De Maastricht Studie is een onderzoek onder de Zuid-Limburgse bevolking naar het voorkomen, de oorzaken en de behandeling van type 2 diabetes, hart- en vaatziekten en andere chronische aandoeningen. De onderzoekers keken ook naar gegevens uit deze studie en zagen dezelfde samenhang tussen risicofactoren en depressie bij type 2 diabetes.

Lees het volledige onderzoek hier.

 

Helpt beweging tegen Obsessieve Compulsieve Stoornis?

Beweging is gezond, dat horen we wel vaker.

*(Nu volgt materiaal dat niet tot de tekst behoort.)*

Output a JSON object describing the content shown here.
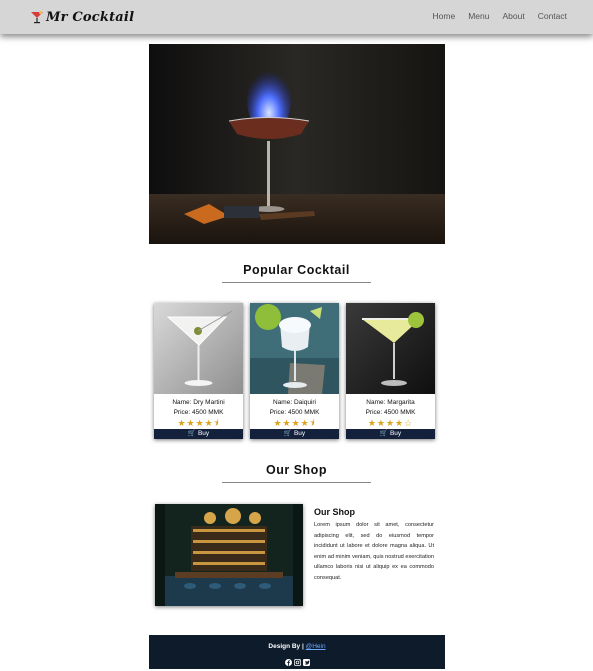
{
  "navbar": {
    "brand": "Mr Cocktail",
    "links": [
      "Home",
      "Menu",
      "About",
      "Contact"
    ]
  },
  "popular": {
    "title": "Popular Cocktail",
    "cards": [
      {
        "name": "Name: Dry Martini",
        "price": "Price: 4500 MMK",
        "stars": "★★★★⯨",
        "rating": 4.5,
        "buy": "Buy"
      },
      {
        "name": "Name: Daiquiri",
        "price": "Price: 4500 MMK",
        "stars": "★★★★⯨",
        "rating": 4.5,
        "buy": "Buy"
      },
      {
        "name": "Name: Margarita",
        "price": "Price: 4500 MMK",
        "stars": "★★★★☆",
        "rating": 4,
        "buy": "Buy"
      }
    ]
  },
  "shop": {
    "title": "Our Shop",
    "heading": "Our Shop",
    "text": "Lorem ipsum dolor sit amet, consectetur adipiscing elit, sed do eiusmod tempor incididunt ut labore et dolore magna aliqua. Ut enim ad minim veniam, quis nostrud exercitation ullamco laboris nisi ut aliquip ex ea commodo consequat."
  },
  "footer": {
    "design_by": "Design By |",
    "author": "@Hein",
    "socials": [
      "facebook-icon",
      "instagram-icon",
      "twitter-icon"
    ]
  },
  "colors": {
    "navbar_bg": "#d6d6d6",
    "buy_bg": "#14213d",
    "footer_bg": "#0d1b2a",
    "star": "#d9a31e",
    "link": "#6ea8fe"
  }
}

Maar helpt het ook bij Obsessieve Compulsieve Stoornis (OCD)?

Een groep wetenschappers heeft verschillende studies over OCD en beweging onder de loep genomen. Ze zagen dat sporten vaak geassocieerd is met een reductie van klachten. Angstklachten, depressieve klachten en ook dwangsymptomen worden minder. De onderzoekers kwamen tot de conclusie dat de mogelijkheden veelbelovend zijn en dat verder onderzoek nodig is.

Hoe helpt beweging?

Als behandeling tegen OCD zijn cognitieve gedragstherapie en selectieve serotonine-heropnameremmers (SSRIs) effectief gebleken. Hoewel de meeste patiënten met OCD die met één of beide therapieën worden behandeld een verbetering van hun symptomen ervaren, blijft tot 60% restsymptomen houden. Om dit aan te pakken is er een groeiende belangstelling voor aanvullende behandelingen. Vandaar de interesse in sport en beweging als effectieve goedkope, veilige en toegankelijke optie.

Waarom is verder onderzoek nodig?

Beweging verbetert de stemming, bevordert welzijn, vermindert angst, verbetert cognitie en is effectief bij bepaalde psychische stoornissen zoals angst en depressie. We kunnen niet zomaar aannemen dat deze gunstige effecten ook bij OCD van toepassing zijn. De onderzoekers analyseerden zes trials over OCD en beweging. De studies gaven reden tot optimisme over de effectiviteit van beweging met betrekking tot OCD. Maar het werd ook duidelijk dat meer onderzoek met grotere groepen deelnemers nodig is om de samenhang echt helder te krijgen.

Lees de studie hier.

Meer informatie over (de behandeling van) OCD is te vinden op ocdnet.nl. OCDnet wil kennis over OCD en gerelateerde aandoeningen beter toegankelijk maken en herkenning en kwaliteit van de behandeling van deze aandoeningen bevorderen. OCDnet stimuleert uitwisseling tussen alle doelgroepen die te maken hebben met de dwangstoornis.